Licenciée par 9eArt + le 14 mars 2024, un mois après avoir déposé plainte, sa cliente a également saisi le conseil des prud’hommes de Paris pour contester son licenciement qu’elle juge « consécutif » à cette dénonciation de viol.
Des accusations que réfute l’organisation du festival, en assurant n’avoir jamais « failli » dans ses obligations envers la salariée.

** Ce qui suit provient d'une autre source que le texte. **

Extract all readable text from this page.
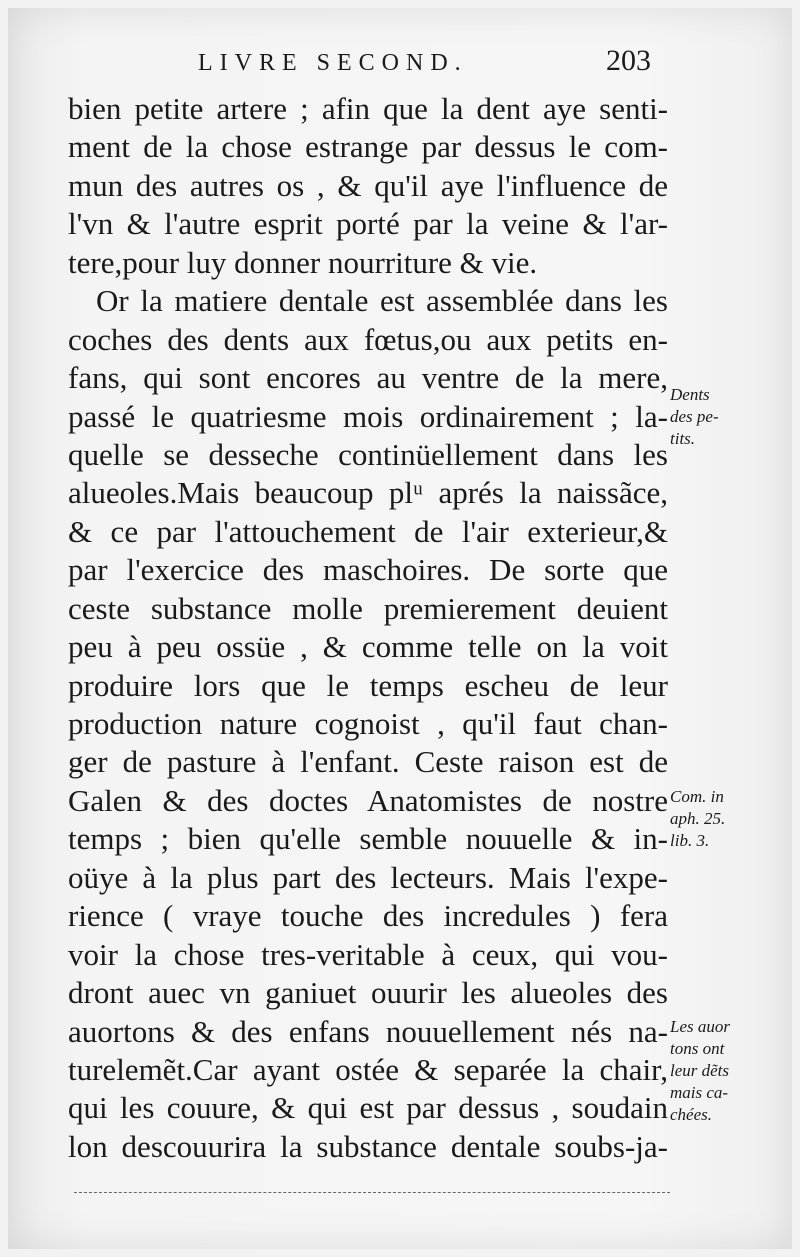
LIVRE SECOND.	203
bien petite artere ; afin que la dent aye senti-
ment de la chose estrange par dessus le com-
mun des autres os , & qu'il aye l'influence de
l'vn & l'autre esprit porté par la veine & l'ar-
tere,pour luy donner nourriture & vie.
Or la matiere dentale est assemblée dans les
coches des dents aux fœtus,ou aux petits en-
fans, qui sont encores au ventre de la mere,
passé le quatriesme mois ordinairement ; la-
quelle se desseche continüellement dans les
alueoles.Mais beaucoup plᵘ aprés la naissãce,
& ce par l'attouchement de l'air exterieur,&
par l'exercice des maschoires. De sorte que
ceste substance molle premierement deuient
peu à peu ossüe , & comme telle on la voit
produire lors que le temps escheu de leur
production nature cognoist , qu'il faut chan-
ger de pasture à l'enfant. Ceste raison est de
Galen & des doctes Anatomistes de nostre
temps ; bien qu'elle semble nouuelle & in-
oüye à la plus part des lecteurs. Mais l'expe-
rience ( vraye touche des incredules ) fera
voir la chose tres-veritable à ceux, qui vou-
dront auec vn ganiuet ouurir les alueoles des
auortons & des enfans nouuellement nés na-
turelemẽt.Car ayant ostée & separée la chair,
qui les couure, & qui est par dessus , soudain
lon descouurira la substance dentale soubs-ja-
Dents
des pe-
tits.
Com. in
aph. 25.
lib. 3.
Les auor
tons ont
leur dẽts
mais ca-
chées.
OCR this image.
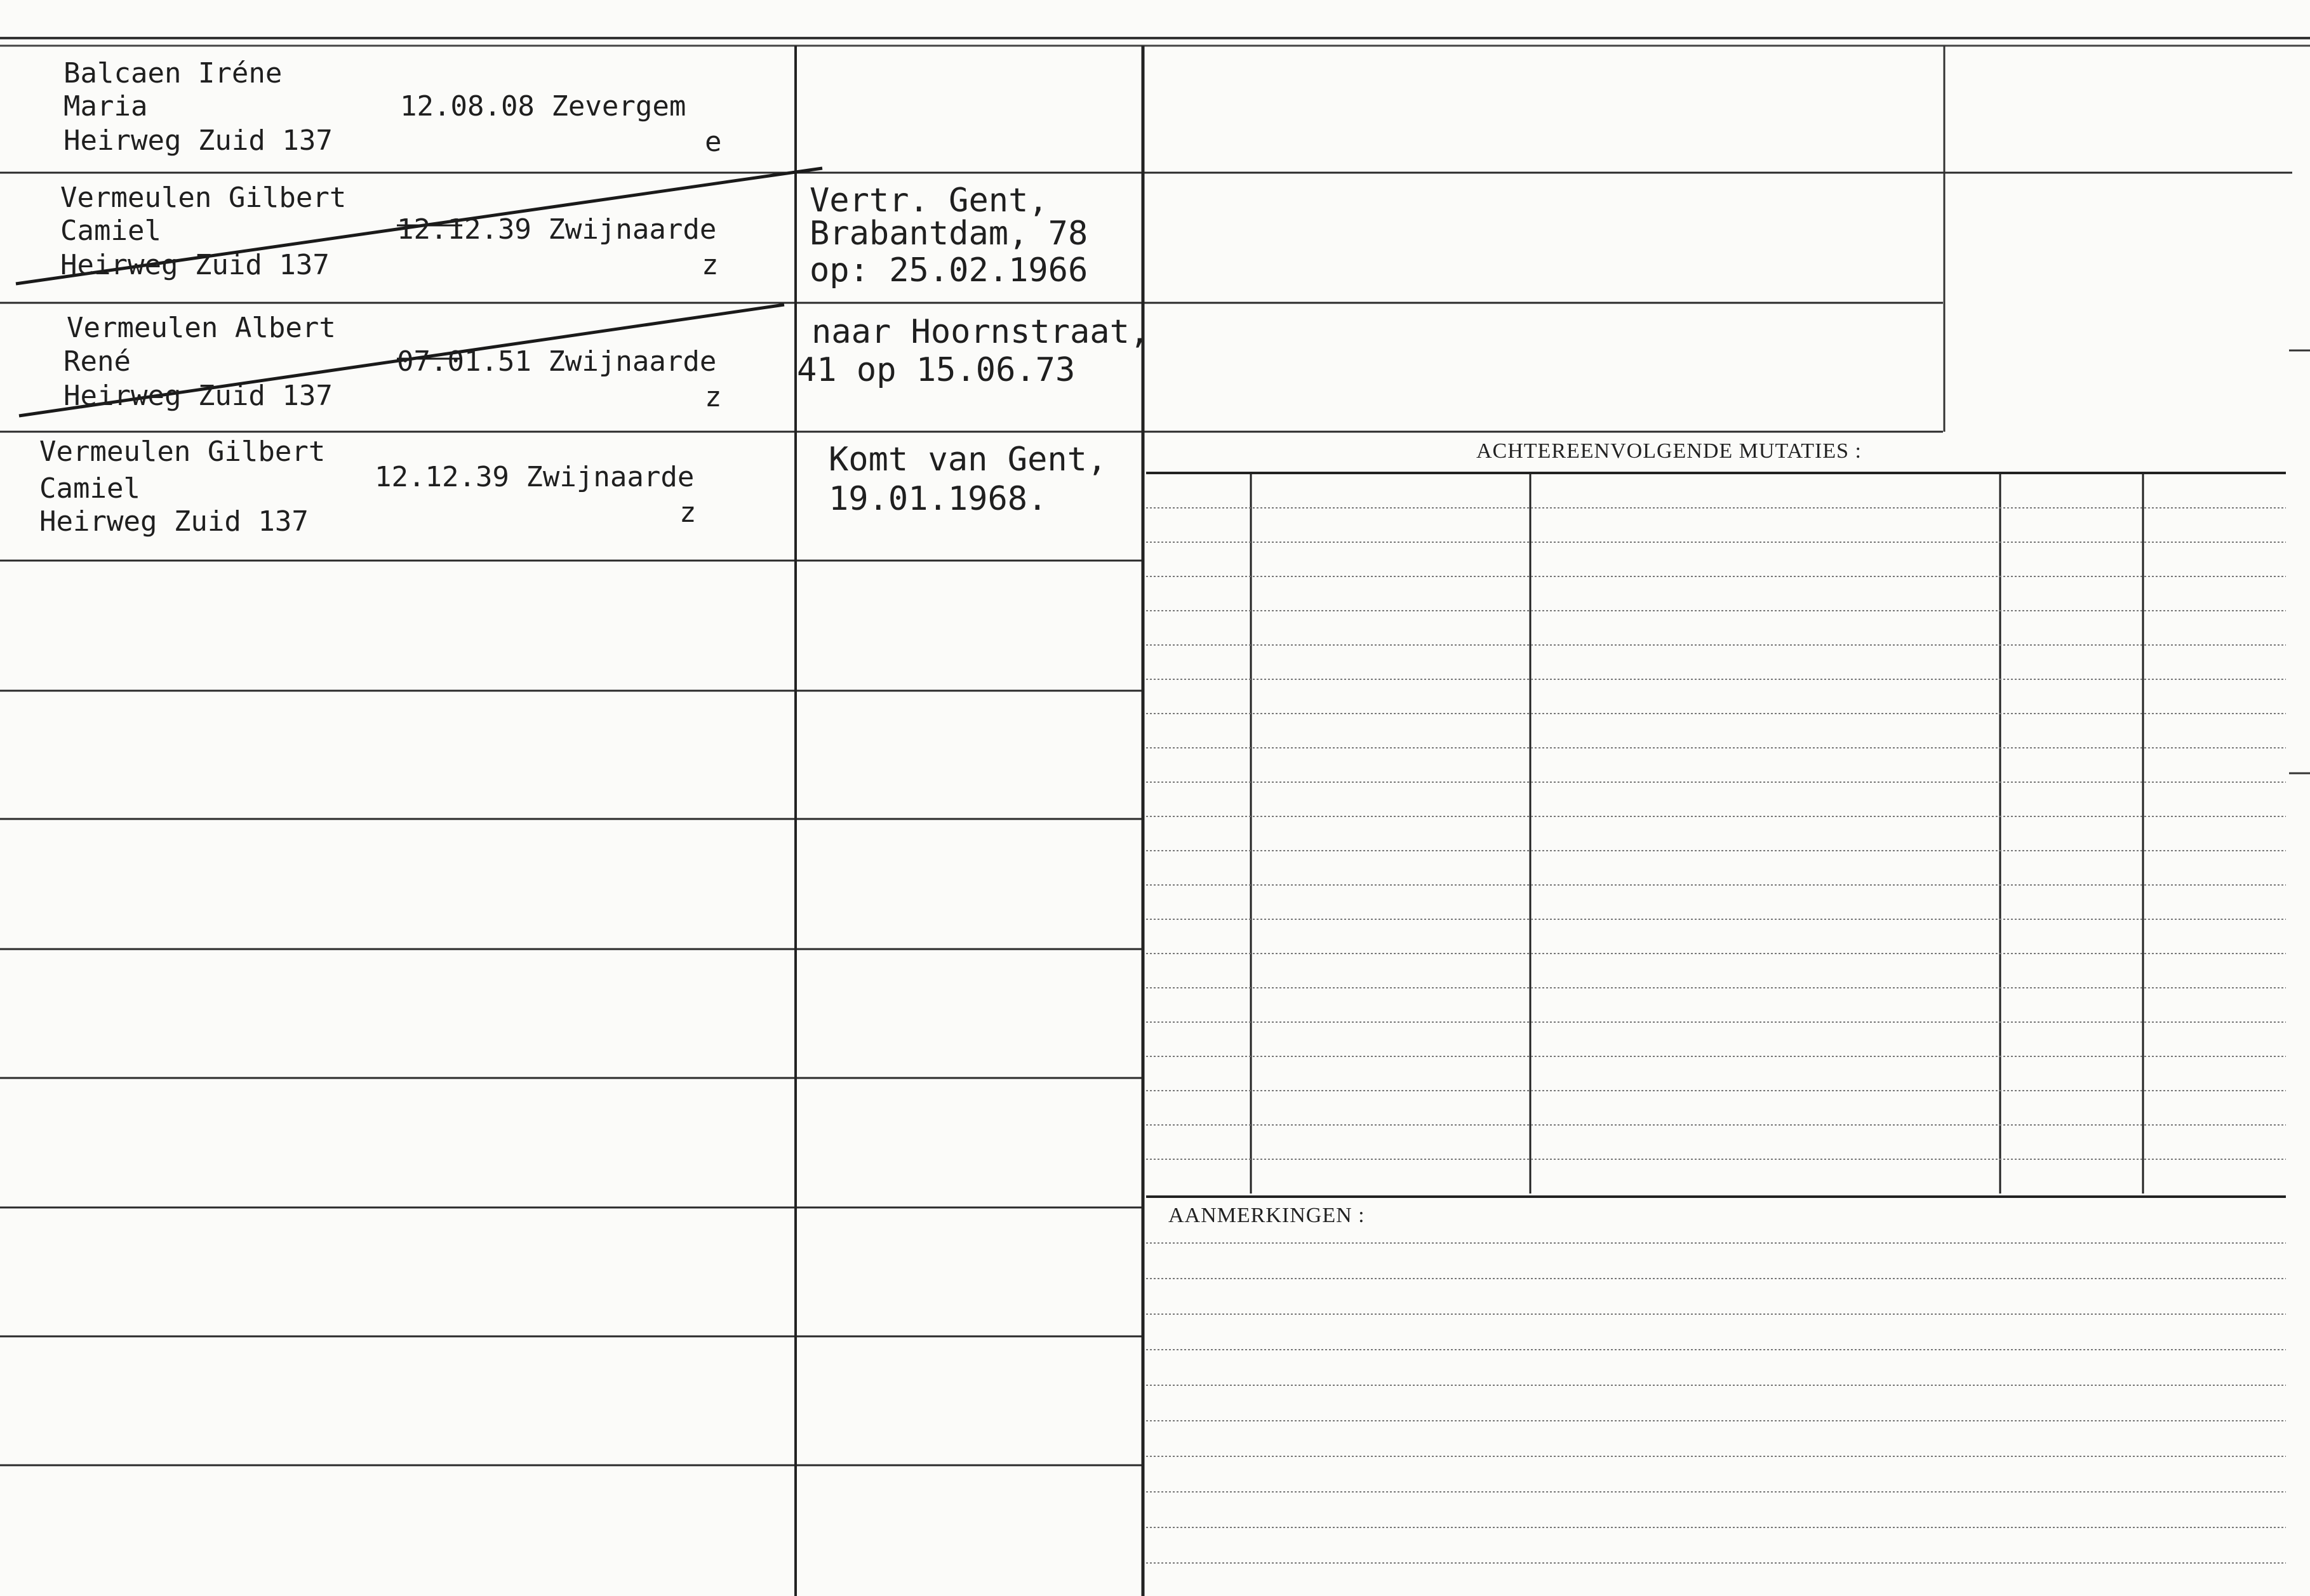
Balcaen Iréne
Maria
Heirweg Zuid 137
12.08.08 Zevergem
e
Vermeulen Gilbert
Camiel
Heirweg Zuid 137
12.12.39 Zwijnaarde
z
Vertr. Gent,
Brabantdam, 78
op: 25.02.1966
Vermeulen Albert
René
Heirweg Zuid 137
07.01.51 Zwijnaarde
z
naar Hoornstraat,
41 op 15.06.73
Vermeulen Gilbert
Camiel
Heirweg Zuid 137
12.12.39 Zwijnaarde
z
Komt van Gent,
19.01.1968.
ACHTEREENVOLGENDE MUTATIES :
AANMERKINGEN :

Pour justifier sa décision, la direction a notamment invoqué un « comportement incompatible avec l’image de l’entreprise », mettant en cause des états d’ébriété répétés durant le festival, d’après la requête prud’homale de la jeune femme.
« Nous espérons désormais que la société 9eArt + reconnaisse ses torts et en tire les conséquences », a ajouté Me Alimi.
Un appel au boycott pour la prochaine édition 2026
Cette société qui gère le FIBD depuis 2007 est sous pression depuis la dernière édition en janvier et la publication d’une enquête de L’Humanité magazine dénonçant des « dérives » commerciales, un manque de transparence et le traitement de cette salariée.
Un appel au boycott de la prochaine édition 2026 a été signé par quelque 400 auteurs de BD, qui appellent l’association fondatrice du FIBD à rompre son contrat avec 9eArt + et à lancer un appel à projets pour la gestion du Festival.
Face aux critiques, le conseil d’administration de l’association a acté, vendredi 18 avril, la dénonciation du contrat avec 9eArt + mais le flou persiste sur la mise en concurrence de l’organisation du festival.